Photo: Xinhua/eyevine/Redux
Now we know what the little old lady who lived in a shoe drove to the market. This stylish cap-toe electric car can go 400 kilometers between charges of its battery pack. AoKang, the Chinese footwear company that designed and built it, plans to produce 40 of the drivable dress shoes, which have a top speed of 30 km per hour.
Photo: Erik Lucero
This 6-square-centimeter chip boasts four quantum bits, or qubits. These paired superconductors register bits not in terms of discrete ones and zeros but rather as both states at once. Researchers at the University of California at Santa Barbara say they have been able to make the qubits operate independently of each other, an important step in developing a scalable architecture. Experts say that quantum computers would need to have about 100 qubits before they could displace digital ones.
Photo: Yoshikazu Tsuno/AFP/Getty Images
This item falls under the heading “Just because you can, doesn’t mean you should.” The figurine is actually a cellphone designed by engineers at Japan’s Advanced Telecommunications Research Institute International, whose intention was to make the user feel closer to the person on the other end. But do you really want to feel an intimate connection to the tow truck driver you call when your car is disabled on the side of the road?
Photo: George Frey/Getty Images
Rather than put the Sam White Bridge together at its designated position—spanning a portion of Interstate 15 in American Fork, Utah—which would have disrupted traffic for months, its planners decided to build the 108-meter-long conduit off-site. Here, the 1814-metric-ton bridge is moved into place by what looks to be the largest dolly ever.
Photo: Brian Snyder/Reuters
Now your ticket entitles you to a show and a workout. At a recent concert in Somerville, Mass., audience members provided the power that ran the theater’s audio and lighting equipment. The performers, a group called Melodeego, relied on five listeners—three of whom are pictured—to crank up the Sustainable Sound system and generate about 100 watts each. The band says it will use a 10-bike version at concert dates through the summer.
Photo: Justin Sullivan/Getty Images
This device, on the roof of an office building in San Francisco, is part of a nationwide network of monitoring stations fielded by the U.S. Environmental Protection Agency. The number of nodes in the RadNet network, which collects samples of air, rain, and drinking water and tests them for radioactivity, was recently increased in the wake of the nuclear emergency in Japan.

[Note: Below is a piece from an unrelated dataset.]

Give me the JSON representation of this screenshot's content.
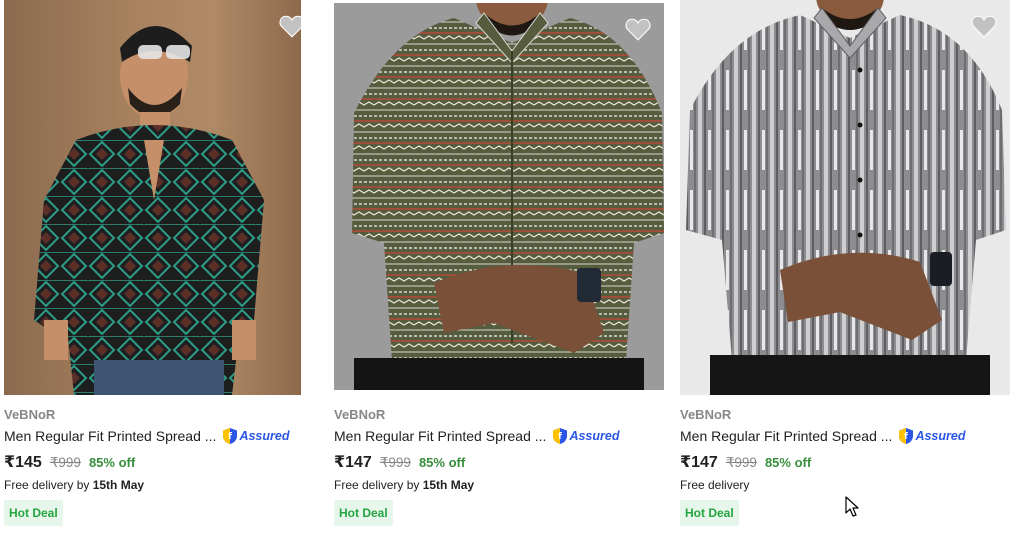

Photo: Bryce Vickmark/The New York Times/Redux
Researchers at Tufts University in Medford, Mass., have developed techniques for spinning silk into diffraction gratings and other structures that have myriad applications, depending on what they’re paired with. The device shown here, which has a silk substrate overlaid with gold, is a radio-frequency identification coil designed as a biosensor that tells you when food is spoiled.
Image: NASA/Reuters
This is a digital rendering of what the Aquarius/SAC-D spacecraft will look like after its scheduled launch into orbit in June. Aquarius will give NASA its first space-based readings of salinity levels at the surface of the oceans—a heretofore missing link in climate modeling.